# Macro Photography Question



## pbng80 (Dec 1, 2016)

Hello everyone!

I am a novice photographer and have just registered on this community. I own a Nikon D5100 and use it with the Nikkor 35mm f/1.8 lens

Have a question related to Macro photography. I would like to know what exactly does the Macro mode of the camera do?

For example - My Nikkor 35mm f/1.8 lens has a minimum focusing distance of 0.3m or 0.98 feet. Would this distance reduce when I switch my camera to the Macro mode?

Do I still need to switch my camera to the Macro mode if I consider using a dedicated Macro lens?

Kindly advise

Many thanks


----------



## snowbear (Dec 1, 2016)

Welcome to TPF.

The camera modes are described in the camera's manual.  I think macro mode turns off the pop-up flash and perhaps a couple other minor changes, but it does not modify the minimum focus distance - that is a property of the lens and can'd be adjusted by the camera body.

You don't need to switch to that mode with a macro lens.  I've never used the macro mode on my D40.


----------



## Designer (Dec 1, 2016)

pbng80 said:


> Do I still need to switch my camera to the Macro mode if I consider using a dedicated Macro lens?


Hello, and welcome!  If you are in the habit of using the "modes" on your camera, then yes.  As snowbear has written; the mode of "macro" will prioritize certain settings such as aperture and flash.  (this is in the user's manual) If you decide to set the function dial to "M"- manual, then all the settings will be your choice.


----------



## petrochemist (Dec 1, 2016)

I suspect the macro mode will prioritize close focusing in the AF system, reduce the aperture for more DOF & will no doubt make subtle changes to other systems as well.

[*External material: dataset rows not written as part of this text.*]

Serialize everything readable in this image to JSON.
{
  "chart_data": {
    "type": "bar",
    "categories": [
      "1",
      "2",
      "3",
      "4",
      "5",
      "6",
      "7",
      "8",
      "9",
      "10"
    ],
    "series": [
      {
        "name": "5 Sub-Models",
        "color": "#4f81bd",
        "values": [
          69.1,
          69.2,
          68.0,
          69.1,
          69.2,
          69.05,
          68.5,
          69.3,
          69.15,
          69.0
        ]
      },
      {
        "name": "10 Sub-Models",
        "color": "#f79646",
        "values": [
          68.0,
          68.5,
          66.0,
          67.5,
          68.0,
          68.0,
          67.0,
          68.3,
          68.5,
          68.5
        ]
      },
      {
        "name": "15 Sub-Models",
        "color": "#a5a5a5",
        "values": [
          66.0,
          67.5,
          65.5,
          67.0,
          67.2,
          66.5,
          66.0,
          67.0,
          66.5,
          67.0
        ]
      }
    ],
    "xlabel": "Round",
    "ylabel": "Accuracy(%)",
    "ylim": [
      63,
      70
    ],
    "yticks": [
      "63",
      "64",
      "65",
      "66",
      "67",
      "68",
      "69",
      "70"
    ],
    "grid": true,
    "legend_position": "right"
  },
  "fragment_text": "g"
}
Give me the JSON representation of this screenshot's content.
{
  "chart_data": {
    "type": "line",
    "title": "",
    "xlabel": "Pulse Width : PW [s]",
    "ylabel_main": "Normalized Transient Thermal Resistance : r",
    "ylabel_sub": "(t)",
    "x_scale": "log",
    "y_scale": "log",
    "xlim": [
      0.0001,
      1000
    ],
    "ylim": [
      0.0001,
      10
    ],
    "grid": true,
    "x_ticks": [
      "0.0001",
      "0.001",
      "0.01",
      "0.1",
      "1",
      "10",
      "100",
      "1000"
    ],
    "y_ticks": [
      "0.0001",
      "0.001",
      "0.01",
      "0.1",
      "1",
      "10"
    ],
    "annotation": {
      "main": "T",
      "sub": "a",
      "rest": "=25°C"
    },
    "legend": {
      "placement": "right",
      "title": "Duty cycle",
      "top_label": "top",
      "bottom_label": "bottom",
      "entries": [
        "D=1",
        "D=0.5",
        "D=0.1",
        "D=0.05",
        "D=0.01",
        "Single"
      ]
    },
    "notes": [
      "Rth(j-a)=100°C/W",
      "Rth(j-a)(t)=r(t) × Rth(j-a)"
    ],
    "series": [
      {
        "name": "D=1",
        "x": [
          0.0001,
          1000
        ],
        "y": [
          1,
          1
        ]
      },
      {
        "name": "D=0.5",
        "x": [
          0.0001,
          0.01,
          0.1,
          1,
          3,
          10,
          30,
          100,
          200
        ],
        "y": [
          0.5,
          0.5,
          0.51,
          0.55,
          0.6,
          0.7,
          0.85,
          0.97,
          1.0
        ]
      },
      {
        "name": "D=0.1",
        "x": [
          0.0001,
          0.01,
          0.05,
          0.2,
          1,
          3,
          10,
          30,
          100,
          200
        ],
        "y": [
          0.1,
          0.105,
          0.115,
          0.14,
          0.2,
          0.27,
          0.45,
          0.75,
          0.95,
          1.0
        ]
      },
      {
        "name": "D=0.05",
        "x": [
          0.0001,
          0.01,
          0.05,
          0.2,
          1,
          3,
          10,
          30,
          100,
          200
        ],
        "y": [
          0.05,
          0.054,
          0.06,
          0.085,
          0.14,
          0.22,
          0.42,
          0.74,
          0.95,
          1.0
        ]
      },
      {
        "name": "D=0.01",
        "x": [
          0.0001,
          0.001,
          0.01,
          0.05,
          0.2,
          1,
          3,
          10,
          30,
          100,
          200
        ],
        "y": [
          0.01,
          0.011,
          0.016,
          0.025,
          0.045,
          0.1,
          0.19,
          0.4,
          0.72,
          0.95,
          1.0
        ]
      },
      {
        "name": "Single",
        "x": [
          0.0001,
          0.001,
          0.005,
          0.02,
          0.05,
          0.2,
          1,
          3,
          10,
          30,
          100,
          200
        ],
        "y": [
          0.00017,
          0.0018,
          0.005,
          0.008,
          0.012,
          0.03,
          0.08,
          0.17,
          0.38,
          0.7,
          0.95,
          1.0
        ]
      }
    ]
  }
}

On a compact camera it will usually allow much closer focusing but this doesn't happen on a DSLR.

I hardly ever use AF in macro shooting at all & generally leave the camera in Av mode, this is either using a dedicated macro lens, or a combination of lenses that gets me to higher magnifications, so macro mode is certainly not needed.


----------



## pbng80 (Dec 1, 2016)

Thanks a lot for all your replies. Very helpful


----------